The Bristol Myers Deal Hunter seems to be distributing what assets are worth

The Bristol Myers Deal Hunter seems to be distributing what assets are worth

Bristol Myers Squibb Co. has been a prolific dealmaker lately, entrenching itself as a top creator of cancer treatments with its securing of Celgene in 2019. Industry watchers are presently pondering with regards to their next move. Deals are a significant engine of the pharmaceutical business. Consolidations, acquisitions and partnerships assist organizations with renewing their portfolios and extend their scientific ambitions. Yet, observing the right price can be a challenge.

Bloomberg: What was your vision when you were hired in 2020?

With the annual JPMorgan Healthcare Conference on tap this week, Bloomberg spoke with some of the industry’s top architects of mergers and acquisitions about what they expect in 2022. This installment features Elizabeth Mily, executive vice president of strategy and business development at Bristol Myers. The interview has been edited for clarity and length.

A: When I got the call, BMS was at an inflection point, having just acquired and closed the Celgene acquisition. At the same time, Chief Executive Officer Giovanni Caforio was clearly focused on ensuring there was the right investment to support the long-term growth of the company.

Bloomberg: What opportunities excite you?

We’re pleased to have the financial flexibility to continue to make the investments that we see are important. We’ve felt fortunate not to miss a beat during the pandemic given the importance of continuous business development for our earlier, mid-stage pipeline and later opportunities.

A: Our longstanding history is one of the leading oncology companies. Through the acquisition of Celgene, we married that with the largest and preeminent franchise in hematology. We have an early but exciting early commercial franchise in cell therapy. We also have one of the longest histories in the cardiovascular arena. Those are all really core foundational pillars for BMS. We’re excited about our growing immunology space.

We try not to rule things out just because they aren’t necessarily in our therapeutic footprint today, but at the same time we do try and stay pretty disciplined. Bloomberg: How does all the money flooding into the space affect your ability to strike deals?

Bloomberg: How does all the money flooding into the space affect your ability to strike deals? A: There’s been no need for companies to turn to pharma to be a financial supporter because money has been available from private and public investors. Even with the biotech market being under pretty significant pressure, it doesn’t change the fact that figuring out how you can get to a deal that makes sense for both the buyer and the seller remains very hard because you have to agree on what the valuation potential is.

If you end up with a much more sustained period of time where asset values are depressed, people’s expectations will reset. But right now, I don’t know that people’s expectations have reset sufficiently. Bloomberg: Are you factoring the new regime at the Federal Trade Commission into your decisions?

A: I would never want to speculate on the FTC’s actions or intentions, but I do think I and every other business leader welcome certainty from our regulators. It may well have an impact on how companies think about future deals and their risk tolerance, but I don’t think it changes for the industry nor for us how we think about the deals that we would want to do. And I don’t think it makes deals go away. Bloomberg: What do you envision for the future of doing business?

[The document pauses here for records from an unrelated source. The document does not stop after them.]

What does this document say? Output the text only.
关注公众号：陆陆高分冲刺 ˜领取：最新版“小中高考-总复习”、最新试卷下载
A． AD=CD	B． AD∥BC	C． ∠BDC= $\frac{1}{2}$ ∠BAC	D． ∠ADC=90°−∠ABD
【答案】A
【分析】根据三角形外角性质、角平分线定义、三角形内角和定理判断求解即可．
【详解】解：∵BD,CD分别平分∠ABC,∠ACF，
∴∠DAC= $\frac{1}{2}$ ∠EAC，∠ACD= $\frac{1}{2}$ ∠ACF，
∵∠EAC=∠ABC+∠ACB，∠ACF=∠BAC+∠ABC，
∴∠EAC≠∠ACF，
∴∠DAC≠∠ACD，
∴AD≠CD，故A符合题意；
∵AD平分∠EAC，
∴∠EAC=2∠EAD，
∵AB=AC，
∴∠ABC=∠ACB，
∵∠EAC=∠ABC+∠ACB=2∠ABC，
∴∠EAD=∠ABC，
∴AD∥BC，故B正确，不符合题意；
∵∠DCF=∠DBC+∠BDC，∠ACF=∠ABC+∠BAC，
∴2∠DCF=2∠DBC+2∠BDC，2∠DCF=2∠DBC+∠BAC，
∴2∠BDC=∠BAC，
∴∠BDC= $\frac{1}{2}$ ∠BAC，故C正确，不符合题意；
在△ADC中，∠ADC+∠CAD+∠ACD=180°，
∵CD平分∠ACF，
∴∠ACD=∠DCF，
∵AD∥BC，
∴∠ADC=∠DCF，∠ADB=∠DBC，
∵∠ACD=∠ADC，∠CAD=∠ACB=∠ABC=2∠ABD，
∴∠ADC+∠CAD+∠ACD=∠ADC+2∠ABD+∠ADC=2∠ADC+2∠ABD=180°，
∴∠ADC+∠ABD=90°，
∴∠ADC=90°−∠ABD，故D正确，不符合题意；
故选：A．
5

I don’t think we’ll ever go back to 100% in person. The new normal will be more reliant on some form of the virtual medium, but there’s a lot you miss by not being able to meet in person.

We host 300-odd meetings with collaboration partners, both large and small. A lot of energy comes out of that meeting. While we can be efficient using Microsoft Teams or Zoom, the reality is that face-to-face interaction still adds a lot of benefit. A: I’ll take the example of the J.P. Morgan Healthcare Conference. While it can be really draining, there’s just so much that goes on. You’re kicking off dialog for the year around what’s new, what’s happening, new business development. It’s a time to catch up with people you’ve known for a long time and to meet new people.